The public possesses a voracious appetite for tell-all books and exposé’s, crammed with gossipy tidbits. Movie stars like Liz Taylor, sports heroes like Joe DiMaggio and Joe Louis, and politicos like J. Edgar Hoover, Ronald Reagan, Newt Gingrich, Bill and Hillary Clinton have all been served up to this unsavory cause. Aspiring authors have even dredged up filth on legendary icons like Thomas Jefferson. No less a figure than Abraham Lincoln recently got trashed in a negative tome.

The raw material for this genre of literature comes from the very human tendency for secret lives. What many do and say in the open often differs glaringly from their true character away from prying eyes and ears. People shield their true feelings and actions from others because they don’t want to be judged as fraudulent, phony or unworthy.

But not all secret lives are sordid. Successful students run secret lives of heavy reading and untold hours of research. Athletes who make good don’t rely on luck, but rise early each day to a secret life of rigorous training and demanding practice. Entrepreneurs who break into the millionaire circle probably engage in behind-the-scene studying of financial tables and product research along with late-night hours. The point is that no one can sustain an openly successful life without supporting it by a secret life of focused thought and hard work.

Jesus based his statement on the observation that the public parades of the Pharisees were more like charades. All of their spirituality was put on display for others, but there was little or nothing to back it up in private. They prayed when people were looking, but lived in prayerless homes. They gave big offerings, but only when they knew they would be noticed. They had no understanding of the true desires of the very God they claimed they knew and worshipped. To them, the acclaim of men fulfilled all their religious goals.

God wants a secret relationship with us. He longs for our dedicated time, spent with Him alone, when no one else sees or knows what we are doing. He wants to be our refuge, the One to whom we run when our day is done. He wants time with us that is not shared with others and not cheapened by even the threat of interruption. He reaches out to us all day, and He looks for our reach-back in the closeted, sweet communion.

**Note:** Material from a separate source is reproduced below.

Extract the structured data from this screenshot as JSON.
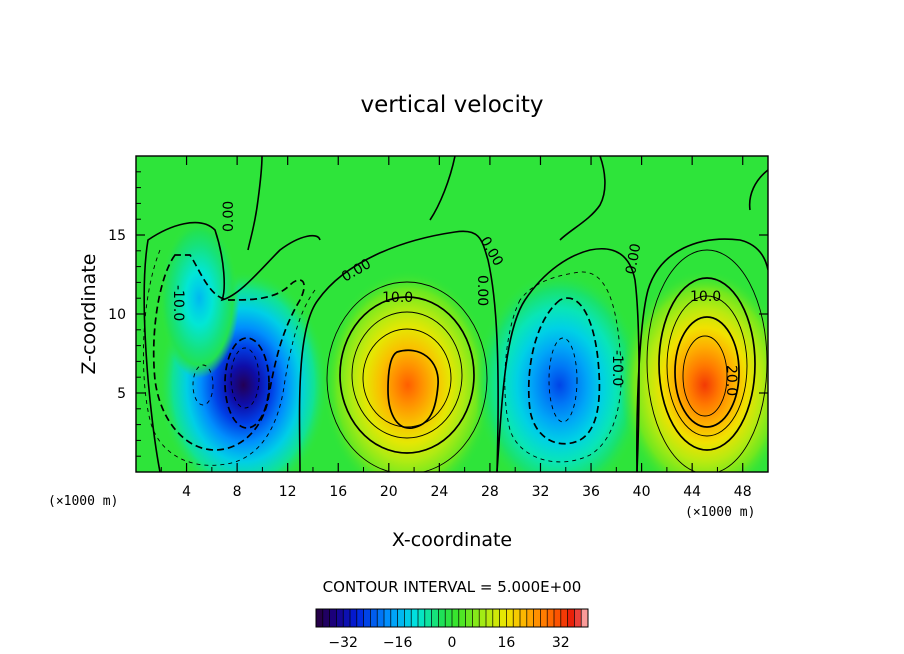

Secret prayer yields public strength. God has chosen to openly reward those who pray in private. Just as carpenters deliberately hide load-bearing beams in ceilings, even so we deliberately cover up the source of our spiritual strength. Others may never know for certain about our clandestine travails, but our spiritual power testifies to our secret activity.

Our truest prayers are forged in secret. Here, we can forego feelings of embarrassment, minced words and glossed over problems. In this secret relationship, we can pray prayers that others have no opportunity to admire or condemn. In this secret chamber, He can tell us things that we may miss when we are out in the crowd.

What does your secret life look like? If you want your walk with God to be powerful and effective, if you want to exert a positive influence on others, if you want a reputation of integrity and honesty, then your secret life must consist of spiritual practices. If you want your works to make a difference in public, cultivate a deep and secret relationship with God. No man or woman of God who has left a lasting impact in this world has done so without maintaining this secret with God.